Volumetric Segmentation of Multiple Basal Ganglia Structures Using Nonparametric Coupled Shape and Inter-Shape Pose Priors
Mustafa Gokhan Uzunbas, Octavian Soldea, Mujdat Cetin, Gozde Unal, Aytul Ercil, Devrim Unay, Ahmet Ekin, Zeynep Firat
Volumetric segmentation, active contours, shape prior, kernel density estimation, moments, MR imagery, basal ganglia
We present a new active contour-based, statistical method for simultaneous volumetric segmentation of multiple subcortical structures in the brain.
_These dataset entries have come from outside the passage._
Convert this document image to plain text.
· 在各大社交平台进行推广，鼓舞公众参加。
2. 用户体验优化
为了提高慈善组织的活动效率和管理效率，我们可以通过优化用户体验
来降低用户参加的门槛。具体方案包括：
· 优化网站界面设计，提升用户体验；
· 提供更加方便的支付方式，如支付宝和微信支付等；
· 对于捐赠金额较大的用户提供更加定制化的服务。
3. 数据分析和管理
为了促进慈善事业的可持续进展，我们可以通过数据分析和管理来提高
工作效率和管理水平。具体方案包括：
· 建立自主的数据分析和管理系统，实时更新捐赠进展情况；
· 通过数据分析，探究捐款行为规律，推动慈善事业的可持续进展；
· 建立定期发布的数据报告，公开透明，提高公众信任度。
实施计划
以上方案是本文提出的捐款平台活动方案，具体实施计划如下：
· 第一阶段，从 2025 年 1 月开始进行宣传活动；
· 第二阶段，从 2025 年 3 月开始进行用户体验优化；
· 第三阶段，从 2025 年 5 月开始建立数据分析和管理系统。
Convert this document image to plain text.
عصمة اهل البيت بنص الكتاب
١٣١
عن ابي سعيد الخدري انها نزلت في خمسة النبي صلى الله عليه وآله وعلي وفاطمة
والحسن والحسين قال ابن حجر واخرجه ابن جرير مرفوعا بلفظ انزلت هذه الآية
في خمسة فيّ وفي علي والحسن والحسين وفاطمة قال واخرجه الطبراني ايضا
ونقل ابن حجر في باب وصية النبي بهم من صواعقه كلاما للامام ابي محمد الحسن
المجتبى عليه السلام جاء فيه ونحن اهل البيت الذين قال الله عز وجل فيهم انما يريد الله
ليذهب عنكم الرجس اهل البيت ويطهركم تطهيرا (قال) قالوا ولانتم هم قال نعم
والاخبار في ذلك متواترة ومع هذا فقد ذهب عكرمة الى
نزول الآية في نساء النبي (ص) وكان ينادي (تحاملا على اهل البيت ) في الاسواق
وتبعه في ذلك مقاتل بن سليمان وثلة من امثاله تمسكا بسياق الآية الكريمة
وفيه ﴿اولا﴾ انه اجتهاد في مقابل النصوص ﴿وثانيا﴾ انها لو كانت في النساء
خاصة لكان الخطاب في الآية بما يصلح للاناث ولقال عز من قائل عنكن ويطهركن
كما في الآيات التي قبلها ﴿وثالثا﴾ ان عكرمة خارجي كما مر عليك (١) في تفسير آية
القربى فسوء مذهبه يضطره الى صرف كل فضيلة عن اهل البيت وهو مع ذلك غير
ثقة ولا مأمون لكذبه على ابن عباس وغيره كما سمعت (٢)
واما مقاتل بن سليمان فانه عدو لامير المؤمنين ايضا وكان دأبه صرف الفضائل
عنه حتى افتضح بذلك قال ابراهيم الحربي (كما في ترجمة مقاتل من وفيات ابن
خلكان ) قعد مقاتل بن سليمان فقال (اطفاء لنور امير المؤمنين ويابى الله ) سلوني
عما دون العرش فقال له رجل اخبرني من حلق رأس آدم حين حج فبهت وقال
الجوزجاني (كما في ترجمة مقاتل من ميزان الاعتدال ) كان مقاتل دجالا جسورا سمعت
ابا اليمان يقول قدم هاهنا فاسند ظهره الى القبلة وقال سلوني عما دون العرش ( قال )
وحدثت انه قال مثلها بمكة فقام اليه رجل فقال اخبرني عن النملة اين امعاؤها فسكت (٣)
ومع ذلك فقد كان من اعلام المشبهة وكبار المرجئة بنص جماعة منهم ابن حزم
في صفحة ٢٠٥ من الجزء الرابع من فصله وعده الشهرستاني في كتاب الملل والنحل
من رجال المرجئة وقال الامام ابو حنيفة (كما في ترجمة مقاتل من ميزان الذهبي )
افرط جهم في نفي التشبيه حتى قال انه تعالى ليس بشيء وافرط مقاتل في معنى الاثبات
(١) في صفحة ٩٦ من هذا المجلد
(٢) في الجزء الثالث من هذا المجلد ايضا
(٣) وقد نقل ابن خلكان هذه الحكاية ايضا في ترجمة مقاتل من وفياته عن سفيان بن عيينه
Neighboring anatomical structures in the human brain exhibit co-dependencies which can aid in segmentation, if properly analyzed and modeled. Motivated by this observation, we formulate the segmentation problem as a maximum a posteriori estimation problem, in which we incorporate statistical prior models on the shapes and inter-shape (relative) poses of the structures of interest. This provides a principled mechanism to bring high level information about the shapes and the relationships of anatomical structures into the segmentation problem. For learning the prior densities based on training data, we use a nonparametric multivariate kernel density estimation framework. We combine these priors with data in a variational framework, and develop an active contour-based iterative segmentation algorithm. We test our method on the problem of volumetric segmentation of basal ganglia structures in magnetic resonance (MR) images and present a quantitative performance analysis. We compare our technique with existing methods and demonstrate the improvements it provides in terms of segmentation accuracy.
The Sixth IEEE International Symposium on Biomedical Imaging (ISBI'09), From Nano to Macro, June 28 - July 1, 2009 in Boston, Massachusetts, U.S.A.